Charskaya, lydia alexeyevna

(1875-1937); pseudonimo di Lydia Alexeyevna Churilova; Scrittore, poeta e attrice russo.

Lydia Charskaya ha lavorato come attrice al Teatro Alexandrinsky dal 1898 al 1924. Tra il 1901 e il 1916 ha pubblicato circa ottanta libri, molti dei quali sono diventati bestseller, il più popolare dei quali è stato Principessa Dzhavakha (Knyazhna Dzhavakha, 1903).

I romanzi si dividono in quattro categorie generali: storie di "istituto" che si svolgono in collegi per ragazze d'élite; romanzi storici sulle donne; romanzi "autobiografici" che seguono l'eroina dal collegio alla carriera; e storie di detective e avventure. Il tema principale della maggior parte di queste storie è l'amicizia tra ragazze; le eroine generalmente sono ragazze e donne indipendenti che cercano l'avventura o una sorta di diversione dalla routine della vita quotidiana. I critici successivi hanno commentato che queste caratteristiche spiegano in gran parte l'ampia popolarità dei libri tra le ragazze nella Russia dell'inizio del XX secolo.

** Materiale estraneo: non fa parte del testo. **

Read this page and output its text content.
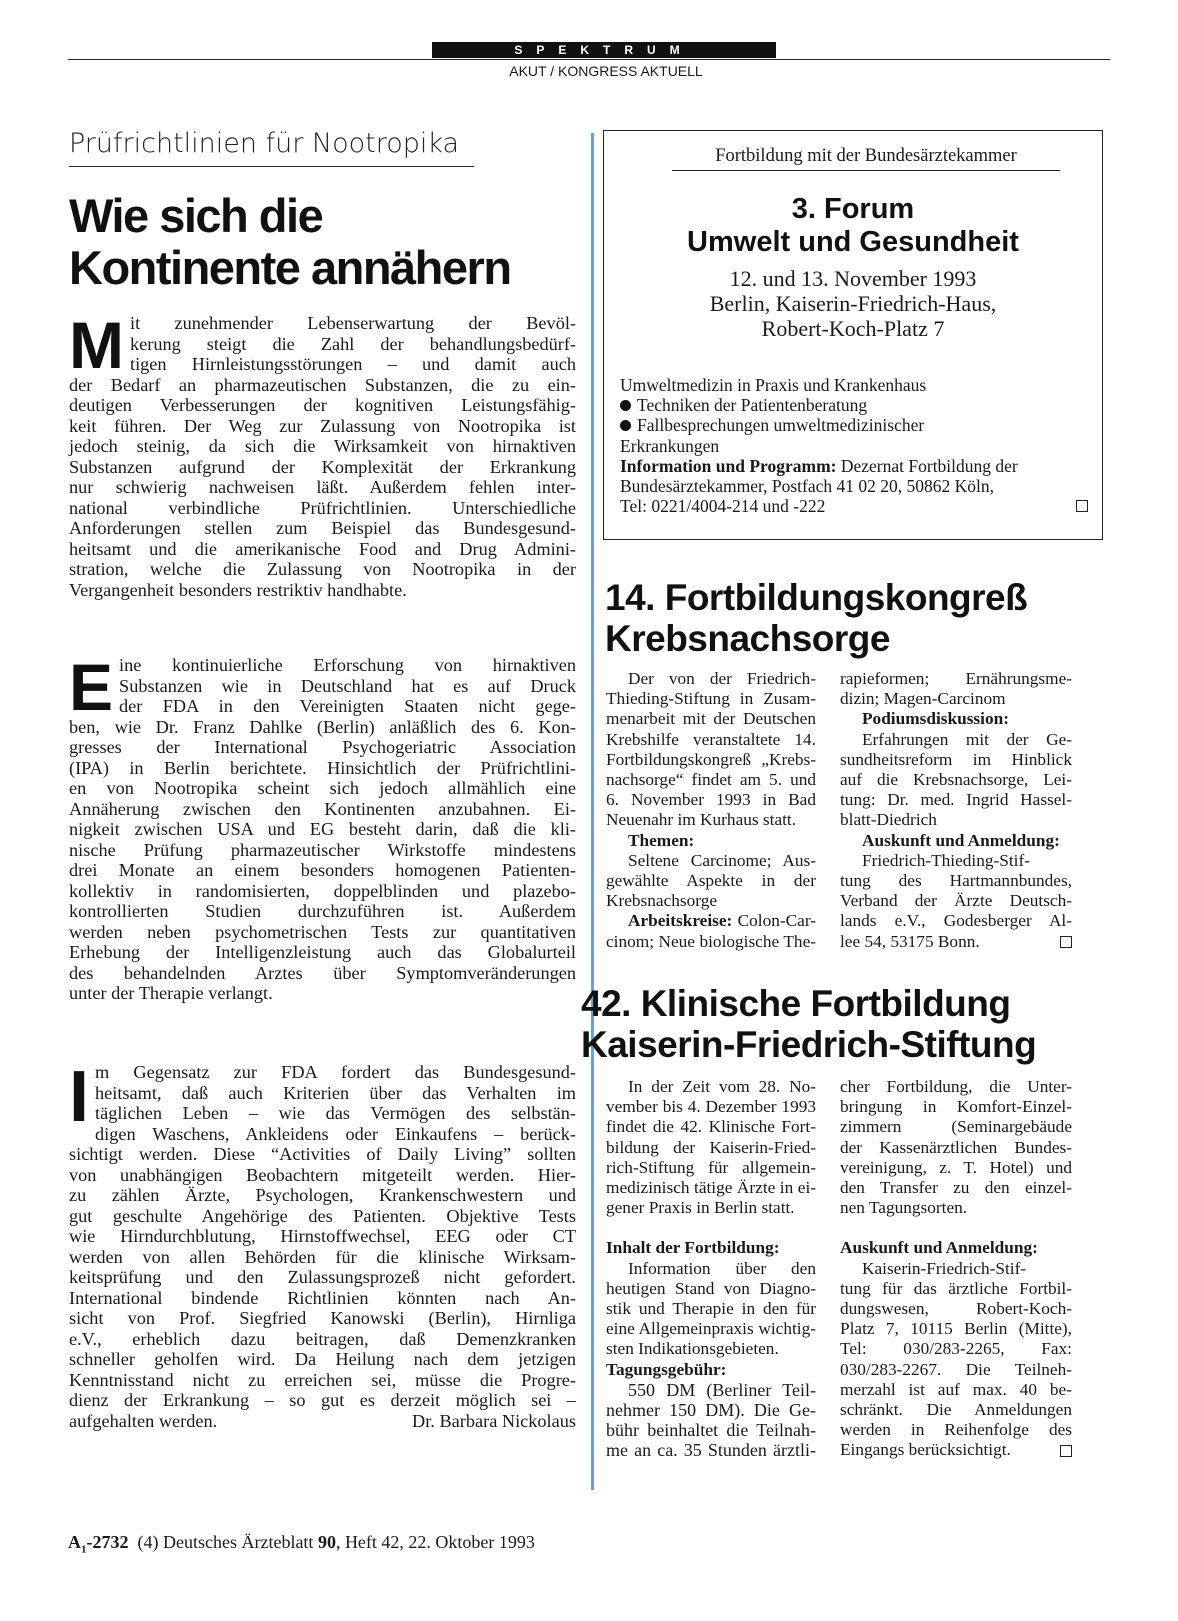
SPEKTRUM
AKUT / KONGRESS AKTUELL
Prüfrichtlinien für Nootropika
Wie sich die
Kontinente annähern
M it zunehmender Lebenserwartung der Bevöl-
kerung steigt die Zahl der behandlungsbedürf-
tigen Hirnleistungsstörungen – und damit auch
der Bedarf an pharmazeutischen Substanzen, die zu ein-
deutigen Verbesserungen der kognitiven Leistungsfähig-
keit führen. Der Weg zur Zulassung von Nootropika ist
jedoch steinig, da sich die Wirksamkeit von hirnaktiven
Substanzen aufgrund der Komplexität der Erkrankung
nur schwierig nachweisen läßt. Außerdem fehlen inter-
national verbindliche Prüfrichtlinien. Unterschiedliche
Anforderungen stellen zum Beispiel das Bundesgesund-
heitsamt und die amerikanische Food and Drug Admini-
stration, welche die Zulassung von Nootropika in der
Vergangenheit besonders restriktiv handhabte.
E ine kontinuierliche Erforschung von hirnaktiven
Substanzen wie in Deutschland hat es auf Druck
der FDA in den Vereinigten Staaten nicht gege-
ben, wie Dr. Franz Dahlke (Berlin) anläßlich des 6. Kon-
gresses der International Psychogeriatric Association
(IPA) in Berlin berichtete. Hinsichtlich der Prüfrichtlini-
en von Nootropika scheint sich jedoch allmählich eine
Annäherung zwischen den Kontinenten anzubahnen. Ei-
nigkeit zwischen USA und EG besteht darin, daß die kli-
nische Prüfung pharmazeutischer Wirkstoffe mindestens
drei Monate an einem besonders homogenen Patienten-
kollektiv in randomisierten, doppelblinden und plazebo-
kontrollierten Studien durchzuführen ist. Außerdem
werden neben psychometrischen Tests zur quantitativen
Erhebung der Intelligenzleistung auch das Globalurteil
des behandelnden Arztes über Symptomveränderungen
unter der Therapie verlangt.
I m Gegensatz zur FDA fordert das Bundesgesund-
heitsamt, daß auch Kriterien über das Verhalten im
täglichen Leben – wie das Vermögen des selbstän-
digen Waschens, Ankleidens oder Einkaufens – berück-
sichtigt werden. Diese “Activities of Daily Living” sollten
von unabhängigen Beobachtern mitgeteilt werden. Hier-
zu zählen Ärzte, Psychologen, Krankenschwestern und
gut geschulte Angehörige des Patienten. Objektive Tests
wie Hirndurchblutung, Hirnstoffwechsel, EEG oder CT
werden von allen Behörden für die klinische Wirksam-
keitsprüfung und den Zulassungsprozeß nicht gefordert.
International bindende Richtlinien könnten nach An-
sicht von Prof. Siegfried Kanowski (Berlin), Hirnliga
e.V., erheblich dazu beitragen, daß Demenzkranken
schneller geholfen wird. Da Heilung nach dem jetzigen
Kenntnisstand nicht zu erreichen sei, müsse die Progre-
dienz der Erkrankung – so gut es derzeit möglich sei –
aufgehalten werden.	Dr. Barbara Nickolaus
Fortbildung mit der Bundesärztekammer
3. Forum
Umwelt und Gesundheit
12. und 13. November 1993
Berlin, Kaiserin-Friedrich-Haus,
Robert-Koch-Platz 7
Umweltmedizin in Praxis und Krankenhaus
Techniken der Patientenberatung
Fallbesprechungen umweltmedizinischer
Erkrankungen
Information und Programm: Dezernat Fortbildung der
Bundesärztekammer, Postfach 41 02 20, 50862 Köln,
Tel: 0221/4004-214 und -222
14. Fortbildungskongreß
Krebsnachsorge
Der von der Friedrich-
Thieding-Stiftung in Zusam-
menarbeit mit der Deutschen
Krebshilfe veranstaltete 14.
Fortbildungskongreß „Krebs-
nachsorge“ findet am 5. und
6. November 1993 in Bad
Neuenahr im Kurhaus statt.
Themen:
Seltene Carcinome; Aus-
gewählte Aspekte in der
Krebsnachsorge
Arbeitskreise: Colon-Car-
cinom; Neue biologische The-
rapieformen; Ernährungsme-
dizin; Magen-Carcinom
Podiumsdiskussion:
Erfahrungen mit der Ge-
sundheitsreform im Hinblick
auf die Krebsnachsorge, Lei-
tung: Dr. med. Ingrid Hassel-
blatt-Diedrich
Auskunft und Anmeldung:
Friedrich-Thieding-Stif-
tung des Hartmannbundes,
Verband der Ärzte Deutsch-
lands e.V., Godesberger Al-
lee 54, 53175 Bonn.
42. Klinische Fortbildung
Kaiserin-Friedrich-Stiftung
In der Zeit vom 28. No-
vember bis 4. Dezember 1993
findet die 42. Klinische Fort-
bildung der Kaiserin-Fried-
rich-Stiftung für allgemein-
medizinisch tätige Ärzte in ei-
gener Praxis in Berlin statt.
Inhalt der Fortbildung:
Information über den
heutigen Stand von Diagno-
stik und Therapie in den für
eine Allgemeinpraxis wichtig-
sten Indikationsgebieten.
Tagungsgebühr:
550 DM (Berliner Teil-
nehmer 150 DM). Die Ge-
bühr beinhaltet die Teilnah-
me an ca. 35 Stunden ärztli-
cher Fortbildung, die Unter-
bringung in Komfort-Einzel-
zimmern (Seminargebäude
der Kassenärztlichen Bundes-
vereinigung, z. T. Hotel) und
den Transfer zu den einzel-
nen Tagungsorten.
Auskunft und Anmeldung:
Kaiserin-Friedrich-Stif-
tung für das ärztliche Fortbil-
dungswesen, Robert-Koch-
Platz 7, 10115 Berlin (Mitte),
Tel: 030/283-2265, Fax:
030/283-2267. Die Teilneh-
merzahl ist auf max. 40 be-
schränkt. Die Anmeldungen
werden in Reihenfolge des
Eingangs berücksichtigt.
$A_1-2732$ (4) Deutsches Ärzteblatt 90, Heft 42, 22. Oktober 1993
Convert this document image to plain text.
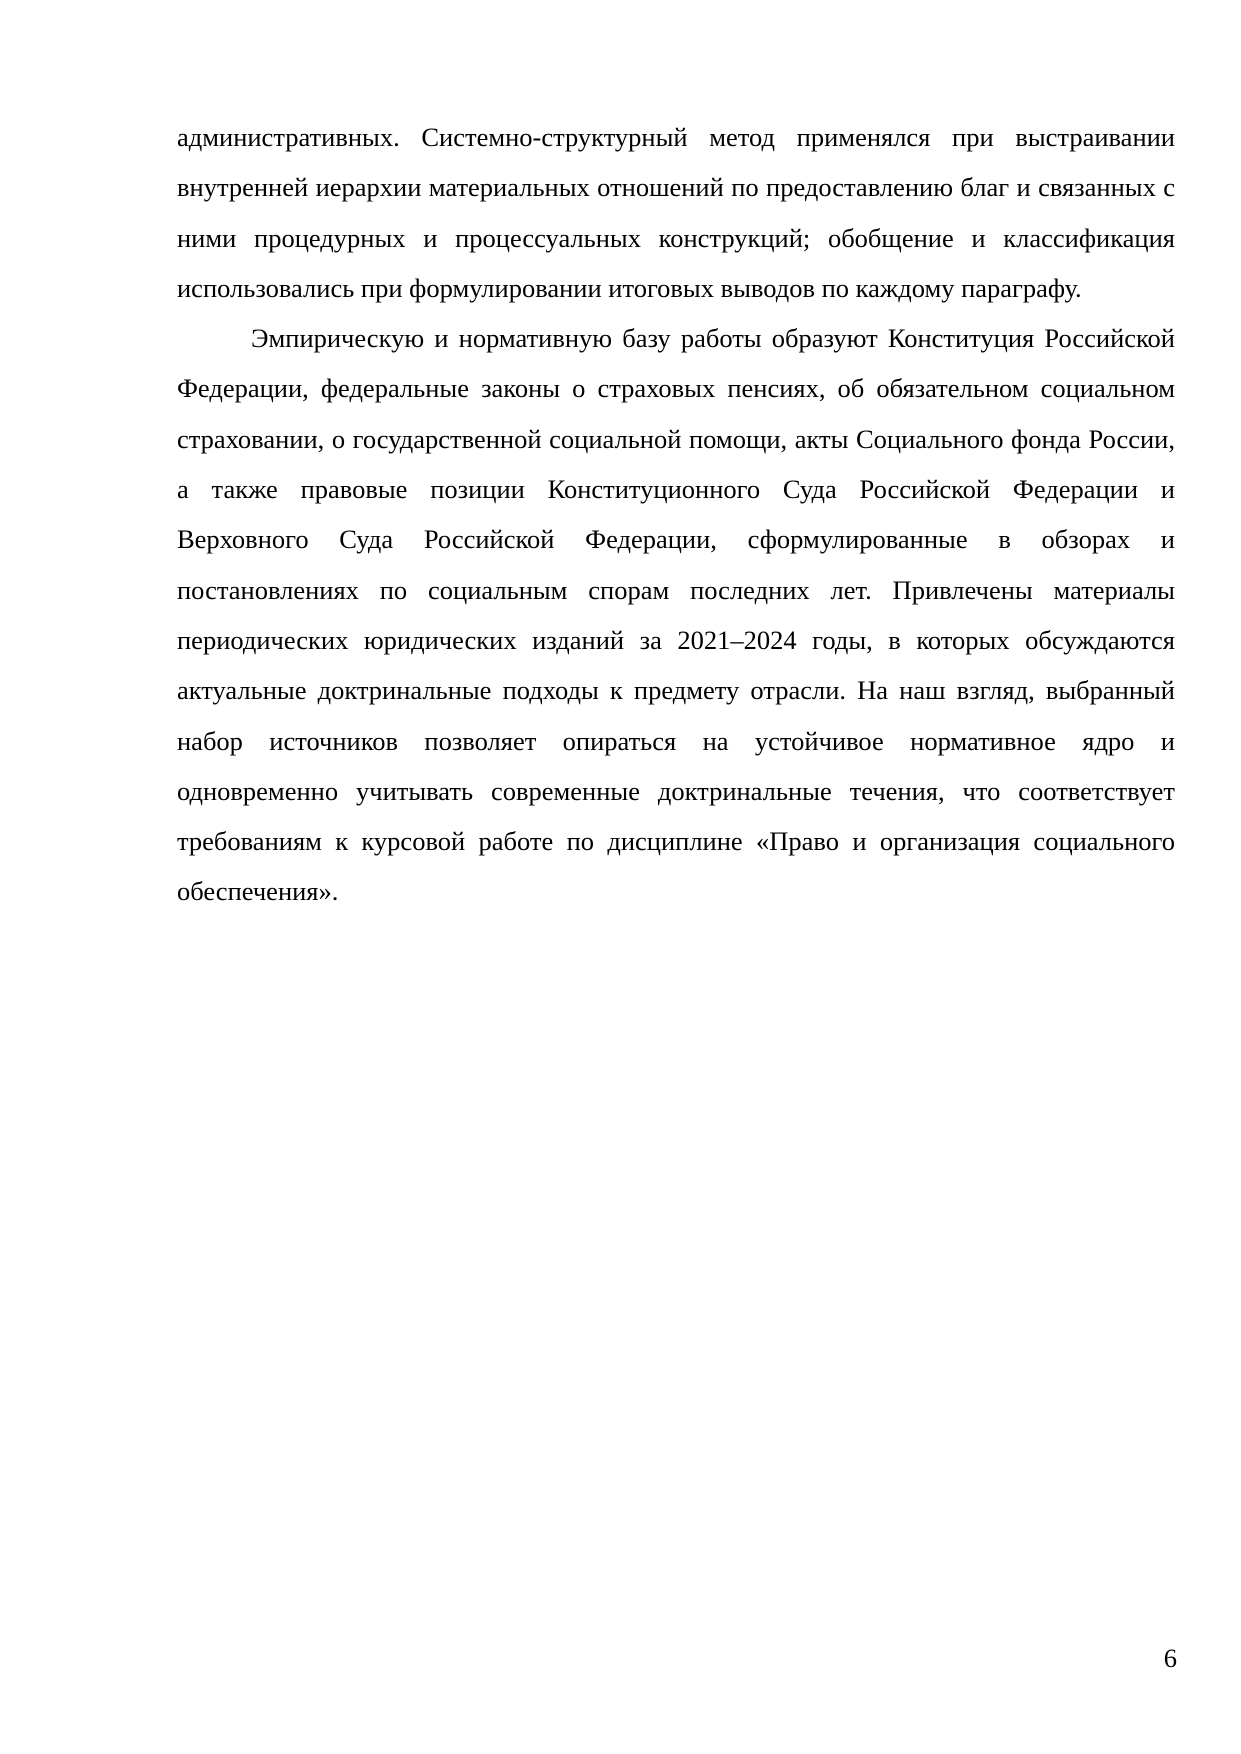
административных. Системно-структурный метод применялся при выстраивании внутренней иерархии материальных отношений по предоставлению благ и связанных с ними процедурных и процессуальных конструкций; обобщение и классификация использовались при формулировании итоговых выводов по каждому параграфу.

Эмпирическую и нормативную базу работы образуют Конституция Российской Федерации, федеральные законы о страховых пенсиях, об обязательном социальном страховании, о государственной социальной помощи, акты Социального фонда России, а также правовые позиции Конституционного Суда Российской Федерации и Верховного Суда Российской Федерации, сформулированные в обзорах и постановлениях по социальным спорам последних лет. Привлечены материалы периодических юридических изданий за 2021–2024 годы, в которых обсуждаются актуальные доктринальные подходы к предмету отрасли. На наш взгляд, выбранный набор источников позволяет опираться на устойчивое нормативное ядро и одновременно учитывать современные доктринальные течения, что соответствует требованиям к курсовой работе по дисциплине «Право и организация социального обеспечения».

6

La reputazione di Charskaya iniziò a svanire dopo il 1912, quando il critico Kornei Chukovsky pubblicò un articolo in cui scriveva che i suoi libri erano stereotipati, ripetitivi ed eccessivi rispetto alle emozioni femminili. Cessò di pubblicare nel 1916 e nel 1920 Narkompros (Commissariato del popolo per l'illuminazione) incluse il suo lavoro nella lista dei libri "vietati". Dal 1924 fino alla sua morte nel 1937 visse in povertà, sostenuta per lo più da amici fedeli. Per tutto il periodo sovietico il suo lavoro fu considerato con disprezzo, sebbene esistano ampie prove che le ragazze continuarono segretamente a leggere i suoi libri, almeno negli anni '1930. Durante la fine degli anni '1980 e '1990 il lavoro di Charskaya conobbe una rinascita in Russia, poiché molti dei suoi libri apparvero in nuove edizioni.